Sometimes it’s like that damp smell that is sometimes there
when the radiator doesn’t work properly
so towels don’t dry.
And it needs to be diffused but there’s no air freshener.
Useless hands wave the smell in vain attempts to scatter it
but the ratio of air to smell is too unbalanced
so the smell remains.
Besides, Velcro hands don’t wave very well
due to the lack of dexterity
so the smell gets caught up in the fibres of the wool
which just makes things worse.
And it’s like the smell and the wool will never go away.

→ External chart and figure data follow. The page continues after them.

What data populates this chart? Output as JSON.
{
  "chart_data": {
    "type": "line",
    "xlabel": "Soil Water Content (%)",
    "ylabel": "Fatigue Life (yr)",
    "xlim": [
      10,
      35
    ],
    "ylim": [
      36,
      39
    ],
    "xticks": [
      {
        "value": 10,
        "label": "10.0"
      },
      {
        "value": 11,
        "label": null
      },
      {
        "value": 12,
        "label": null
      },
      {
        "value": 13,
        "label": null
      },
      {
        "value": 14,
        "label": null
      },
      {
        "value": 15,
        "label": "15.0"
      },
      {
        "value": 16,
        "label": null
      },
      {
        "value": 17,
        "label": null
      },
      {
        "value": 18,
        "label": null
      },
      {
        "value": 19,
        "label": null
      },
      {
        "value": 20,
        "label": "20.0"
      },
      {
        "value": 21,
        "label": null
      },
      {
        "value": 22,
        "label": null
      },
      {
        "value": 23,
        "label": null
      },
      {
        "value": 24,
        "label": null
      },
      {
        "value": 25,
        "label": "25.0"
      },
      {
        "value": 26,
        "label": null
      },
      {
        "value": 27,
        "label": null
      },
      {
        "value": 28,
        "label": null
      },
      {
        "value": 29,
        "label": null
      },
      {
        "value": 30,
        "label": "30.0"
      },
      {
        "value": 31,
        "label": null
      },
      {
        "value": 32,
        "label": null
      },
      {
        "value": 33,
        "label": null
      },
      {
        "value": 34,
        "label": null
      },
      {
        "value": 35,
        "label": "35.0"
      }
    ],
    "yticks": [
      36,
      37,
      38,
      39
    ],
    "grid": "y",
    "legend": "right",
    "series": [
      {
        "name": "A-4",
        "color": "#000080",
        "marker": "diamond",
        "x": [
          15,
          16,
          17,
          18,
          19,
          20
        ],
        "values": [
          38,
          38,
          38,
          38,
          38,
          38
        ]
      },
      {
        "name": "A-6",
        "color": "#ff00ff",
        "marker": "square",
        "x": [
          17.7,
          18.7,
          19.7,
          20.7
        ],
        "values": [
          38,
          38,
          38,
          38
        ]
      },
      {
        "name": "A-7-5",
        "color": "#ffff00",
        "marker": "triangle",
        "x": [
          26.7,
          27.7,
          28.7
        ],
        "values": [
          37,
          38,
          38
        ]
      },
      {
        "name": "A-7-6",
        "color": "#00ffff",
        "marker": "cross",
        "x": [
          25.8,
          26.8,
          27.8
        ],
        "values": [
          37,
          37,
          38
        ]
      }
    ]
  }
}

It seems as though the severity of the situation would be so much less
had the hands not been made of Velcro.
Or if one of the hands was made of skin
and muscle
and bone
and veins
and arteries
and the other Velcro,
so the regular hand could at least use regular fingernails on regular fingers
to pick at the wool
and make a legitimate attempt to divorce wool from Velcro.
But what of the smell?
Perhaps if the nose was sliced off,
cut up,
and stored in a well sealed Tupperware box,
the problem would be solved.
But surely the eyes and ears and mouth would then have to be severed and stored accordingly,
in which case the hands would be useless anyway,
Velcro or no Velcro.
And the featureless face would curse the spite of the nose.
So maybe it has to be supposed
that if Velcro hands hold Velcro hands,
wool will get caught up in the teeth,
and the fibres of the wool will become ragged and worn.
Perhaps some parts of the wool will fall from the Velcro’s grasp,
or perhaps the wool will just slither out one day unexpectedly,
or get caught on another piece of Velcro.